Ministre et partisan de l’Einstein Telescope
Au moment où j’écris ces lignes, le 18 février, je me rends compte une fois de plus que je me suis retrouvé dans un véritable tourbillon. Il y a une semaine, j’ai annoncé mon départ du poste de PDG pour la partie néerlandaise de l’Einstein Telescope et, par conséquent, de celui de président du groupe de travail réunissant tous les partenaires publics de notre candidature commune pour l’ET. Pourquoi ? Parce que je vais devenir ministre. Au moment où cet éditorial paraîtra, cela fera déjà trois semaines que j’occupe le poste de ministre du Commerce extérieur et de la Coopération au développement au sein du nouveau gouvernement néerlandais.
Je l’ai déjà expliqué plusieurs fois : cela me laisse un sentiment mitigé. Bien sûr, je suis très honoré et fier d’avoir été invité à devenir ministre. Je n’ai pas non plus eu à réfléchir longtemps avant de dire « oui » lorsqu’on me l’a demandé. Je suis très motivé à l’idée de m’acquitter au mieux de mes nouvelles fonctions.

Cette ambivalence vient du fait que je trouve particulièrement regrettable de devoir dire adieu à ce magnifique projet et à notre coopération. En fait, je me rends compte qu’il est encore un peu trop tôt pour dire adieu à tout ce qui touche à l’Einstein Telescope et à tous ceux qui y participent. Surtout maintenant, alors que nous entrons dans cette année décisive où la phase de faisabilité touche à sa fin et où notre dossier de candidature va bientôt voir le jour.
Au cours de l’année écoulée, j’ai pu observer de près et constater à quel point tout le monde se démenait pour amener l’Einstein Telescope dans la région frontalière de nos pays. Et j’ai pu constater à quel point nos collaborateurs sont à la fois dévoués et professionnels, même lorsque les choses ne se passent pas tout à fait comme prévu. J’ai remarqué que cette attitude inspire le respect même en dehors du projet de l’Einstein Telescope.
Oui, je suis donc impressionné par la manière dont nous travaillons ensemble, les Pays-Bas, la Belgique et la Rhénanie-du-Nord-Westphalie, pour mettre en place une candidature solide. En tant qu’ancien diplomate, je sais que la coopération ne va pas toujours de soi. Notre coopération nous rapproche encore davantage, ce qui ne fait que renforcer et améliorer notre histoire et notre offre. Le dicton est vrai : seul, on va (peut-être) plus vite, mais ensemble, on va plus loin !

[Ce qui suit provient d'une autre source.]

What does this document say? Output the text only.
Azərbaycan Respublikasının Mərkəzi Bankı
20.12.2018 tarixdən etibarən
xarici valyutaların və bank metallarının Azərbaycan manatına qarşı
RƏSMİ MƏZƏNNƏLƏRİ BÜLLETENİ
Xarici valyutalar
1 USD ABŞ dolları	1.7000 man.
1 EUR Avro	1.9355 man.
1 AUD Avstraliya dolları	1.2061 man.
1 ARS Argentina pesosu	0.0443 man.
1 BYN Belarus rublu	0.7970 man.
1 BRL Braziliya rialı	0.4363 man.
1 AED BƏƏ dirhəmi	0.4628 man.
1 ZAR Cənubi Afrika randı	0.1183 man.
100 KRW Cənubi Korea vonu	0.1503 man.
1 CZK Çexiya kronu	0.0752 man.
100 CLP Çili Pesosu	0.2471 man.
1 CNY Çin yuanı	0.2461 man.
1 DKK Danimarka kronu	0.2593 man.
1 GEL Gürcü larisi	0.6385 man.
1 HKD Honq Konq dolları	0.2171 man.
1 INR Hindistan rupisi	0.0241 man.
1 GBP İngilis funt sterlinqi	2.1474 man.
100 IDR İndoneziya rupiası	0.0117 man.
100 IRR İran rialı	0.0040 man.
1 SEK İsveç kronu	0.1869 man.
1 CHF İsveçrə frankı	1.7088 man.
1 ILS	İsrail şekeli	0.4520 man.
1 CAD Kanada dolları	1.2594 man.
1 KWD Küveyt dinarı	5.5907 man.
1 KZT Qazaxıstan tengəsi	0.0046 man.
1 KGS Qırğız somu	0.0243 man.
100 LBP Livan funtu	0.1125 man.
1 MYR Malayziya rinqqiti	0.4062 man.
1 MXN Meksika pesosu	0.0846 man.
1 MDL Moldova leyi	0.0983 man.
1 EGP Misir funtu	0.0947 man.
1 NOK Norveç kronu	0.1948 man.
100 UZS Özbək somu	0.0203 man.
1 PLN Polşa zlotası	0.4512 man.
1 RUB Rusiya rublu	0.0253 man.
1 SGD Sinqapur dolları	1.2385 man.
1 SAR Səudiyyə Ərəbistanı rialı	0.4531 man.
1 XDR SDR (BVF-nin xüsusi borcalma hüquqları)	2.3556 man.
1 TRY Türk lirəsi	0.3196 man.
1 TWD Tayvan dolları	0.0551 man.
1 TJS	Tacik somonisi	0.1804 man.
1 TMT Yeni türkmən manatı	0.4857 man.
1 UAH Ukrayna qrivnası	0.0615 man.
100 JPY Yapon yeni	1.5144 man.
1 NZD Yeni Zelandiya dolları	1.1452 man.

C’est dans cet état d’esprit que nous réussirons à attirer l’Einstein Telescope dans notre Eurégio. Il ne faudra plus longtemps avant que l’Allemagne (fédérale) soit elle aussi convaincue que se rallier à notre candidature sera le meilleur choix pour Berlin.
Il est important et réjouissant de constater que les choses ont été rapidement mises en place après mon départ et que Hans Plets me succède comme président du groupe de travail. Compte tenu de sa formation et de ses connaissances scientifiques, ainsi que de son expérience au sein de l’équipe de direction du Bureau des projets et en tant que PDG de l’organisation flamande ET, je ne peux que me réjouir que Hans prenne la tête du groupe de travail.
Pour conclure Je suis sûr que nos trois pays vont faire équipe pour décrocher ce télescope. Je ne suis certes plus le PDG d’ET-NL ni le président du groupe de travail EMR, mais je resterai l’un des plus fervents partisans de l’Einstein Telescope, situé dans la région frontalière entre Maastricht, Liège et Aix-la-Chapelle. Vous pouvez compter là-dessus.
Jusqu’au début du mois de février, Sjoerd Sjoerdsma était PDG de l’organisation néerlandaise Einstein Telescope (ET NL) et présidait également le groupe de travail réunissant tous les partenaires publics de la candidature dans l’Eurégio Meuse-Rhin.
Le lundi 23 février, Sjoerd a pris ses fonctions de ministre du Commerce extérieur et de la Coopération au développement au sein du nouveau gouvernement néerlandais.